8. Najdziwniejsza potrawa z jaką się spotkałaś?
9. Obiad częściej na słodko czy na wytrawnie?
10. Musisz przygotować menu urodzinowe dla 20 osób, składające się z pięciu pozycji - co to będzie?
11. Bez czego nie wyobrażasz sobie swojej kuchni?

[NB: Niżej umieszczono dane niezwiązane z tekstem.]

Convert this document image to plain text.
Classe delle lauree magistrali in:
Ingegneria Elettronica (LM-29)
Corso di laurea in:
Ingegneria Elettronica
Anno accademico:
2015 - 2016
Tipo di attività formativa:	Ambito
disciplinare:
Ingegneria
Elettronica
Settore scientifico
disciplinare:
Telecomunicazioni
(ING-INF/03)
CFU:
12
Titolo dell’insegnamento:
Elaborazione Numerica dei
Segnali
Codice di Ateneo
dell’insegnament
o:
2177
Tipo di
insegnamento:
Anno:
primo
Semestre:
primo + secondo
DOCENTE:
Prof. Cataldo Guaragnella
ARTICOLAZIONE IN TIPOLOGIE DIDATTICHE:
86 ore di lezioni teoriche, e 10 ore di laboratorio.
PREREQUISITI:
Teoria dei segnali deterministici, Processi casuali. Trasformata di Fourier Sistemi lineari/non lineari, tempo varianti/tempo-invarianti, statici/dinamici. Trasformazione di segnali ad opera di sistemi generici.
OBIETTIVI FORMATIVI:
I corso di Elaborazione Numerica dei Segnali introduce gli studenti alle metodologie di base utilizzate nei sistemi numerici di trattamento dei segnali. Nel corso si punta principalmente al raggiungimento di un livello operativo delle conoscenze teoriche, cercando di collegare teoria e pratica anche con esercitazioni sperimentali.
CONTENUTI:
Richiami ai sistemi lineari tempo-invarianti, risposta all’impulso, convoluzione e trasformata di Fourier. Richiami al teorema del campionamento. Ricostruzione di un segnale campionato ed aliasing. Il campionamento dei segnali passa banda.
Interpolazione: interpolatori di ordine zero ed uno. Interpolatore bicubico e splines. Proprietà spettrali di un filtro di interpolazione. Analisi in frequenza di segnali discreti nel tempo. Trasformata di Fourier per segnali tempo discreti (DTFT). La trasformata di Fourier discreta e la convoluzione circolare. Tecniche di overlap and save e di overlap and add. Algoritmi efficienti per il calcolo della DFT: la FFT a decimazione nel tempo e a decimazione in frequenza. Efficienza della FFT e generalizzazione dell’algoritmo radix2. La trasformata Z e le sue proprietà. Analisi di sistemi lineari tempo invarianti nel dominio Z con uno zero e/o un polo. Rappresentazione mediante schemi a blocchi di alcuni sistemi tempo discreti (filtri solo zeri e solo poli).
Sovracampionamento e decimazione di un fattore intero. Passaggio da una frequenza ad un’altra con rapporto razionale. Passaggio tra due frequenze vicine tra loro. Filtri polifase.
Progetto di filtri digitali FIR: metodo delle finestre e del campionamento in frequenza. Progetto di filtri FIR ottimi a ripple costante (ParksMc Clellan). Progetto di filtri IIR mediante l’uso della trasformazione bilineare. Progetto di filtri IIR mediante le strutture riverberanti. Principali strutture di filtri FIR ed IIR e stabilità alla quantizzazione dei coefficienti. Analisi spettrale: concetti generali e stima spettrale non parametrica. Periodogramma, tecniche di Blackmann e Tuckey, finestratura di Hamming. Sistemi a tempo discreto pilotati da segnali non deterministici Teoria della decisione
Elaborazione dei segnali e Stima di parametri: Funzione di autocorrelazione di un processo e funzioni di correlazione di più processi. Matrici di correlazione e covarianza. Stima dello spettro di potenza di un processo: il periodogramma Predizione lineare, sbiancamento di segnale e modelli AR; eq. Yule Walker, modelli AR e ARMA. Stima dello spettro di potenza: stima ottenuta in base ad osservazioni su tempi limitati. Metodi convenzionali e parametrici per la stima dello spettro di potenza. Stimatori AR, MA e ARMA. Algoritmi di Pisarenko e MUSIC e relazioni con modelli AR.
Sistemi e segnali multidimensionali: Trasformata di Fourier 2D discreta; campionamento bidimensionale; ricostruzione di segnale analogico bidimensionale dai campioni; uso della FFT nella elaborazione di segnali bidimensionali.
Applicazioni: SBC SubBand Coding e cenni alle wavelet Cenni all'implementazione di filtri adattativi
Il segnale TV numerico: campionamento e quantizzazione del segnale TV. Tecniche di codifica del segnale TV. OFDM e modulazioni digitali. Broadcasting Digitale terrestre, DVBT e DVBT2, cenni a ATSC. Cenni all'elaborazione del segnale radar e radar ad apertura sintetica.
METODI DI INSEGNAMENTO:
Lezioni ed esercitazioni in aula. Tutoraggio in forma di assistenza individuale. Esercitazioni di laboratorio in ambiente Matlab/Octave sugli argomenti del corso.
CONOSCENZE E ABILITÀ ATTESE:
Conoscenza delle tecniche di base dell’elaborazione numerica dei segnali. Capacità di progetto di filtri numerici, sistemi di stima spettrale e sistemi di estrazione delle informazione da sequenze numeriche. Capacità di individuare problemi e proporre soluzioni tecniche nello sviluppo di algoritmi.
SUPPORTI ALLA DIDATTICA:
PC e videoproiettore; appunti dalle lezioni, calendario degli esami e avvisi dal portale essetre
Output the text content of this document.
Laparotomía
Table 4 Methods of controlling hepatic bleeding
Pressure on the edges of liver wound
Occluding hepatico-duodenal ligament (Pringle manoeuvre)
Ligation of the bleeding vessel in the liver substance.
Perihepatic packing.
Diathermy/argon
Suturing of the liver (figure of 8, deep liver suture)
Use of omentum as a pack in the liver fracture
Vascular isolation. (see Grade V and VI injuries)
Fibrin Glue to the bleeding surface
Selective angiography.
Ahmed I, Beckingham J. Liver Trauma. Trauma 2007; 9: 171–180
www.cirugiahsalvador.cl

Chciałabym być zdrowa w takim stopniu, że mogłabym bez problemu spędzić weekend u babci, nie przejmując się jedzeniem...

21 komentarzy:

  1. Pyszna owsianka :) Dziękuję za nominację, odpowiem na pewno :) Życzę Ci, żebyś kiedyś mogła spędzić taki weekend z babcią... :)

    OdpowiedzUsuń
  2. ja marzę o tym, żeby spędzić choć jeden dzień gdziekolwiek nie przejmując się jedzeniem.. marzę o tym żeby być zdrowa.

    OdpowiedzUsuń
  3. rciotta-3 śniadanie, które dzisiaj widzę ją zawiera... chce i ja! :D

    OdpowiedzUsuń
  4. dużo suszonych owoców, do tego budyń... rewelka ;)

    OdpowiedzUsuń
  5. Nic nowego, ale pysznego jak najbardziej!
    Dziękuję za nominację! :)

    OdpowiedzUsuń
  6. Dziękuję za nominację :) Postaram się szybko odpowiedzieć :)

    OdpowiedzUsuń
  7. Z ricottą musiało być bardzo delikatne! :)

    OdpowiedzUsuń
  8. Uwielbiam klimat twoich zdjęć <3

    OdpowiedzUsuń
  9. Mam nadzieję, że wkrótce wyrzucisz wszystkie zbędne myśli o jedzeniu! Na pewno w końcu Ci się uda :)
    I dziękuję za nominację!

    OdpowiedzUsuń
  10. Dasz radę! Jeżeli bardzo tego chcesz, to się uda. Jedzenie to owszem, duża przyjemnosć, ale jemy by żyć, a nie żyjemy by jeść i naprawdę nie warto sobie tym zaprzątać głowy, szkoda życia :)

    OdpowiedzUsuń
  11. Metoda małych jest najlepsza, nie wiem jak było na początku, ale sądzę, że poczyniłaś duże postępy.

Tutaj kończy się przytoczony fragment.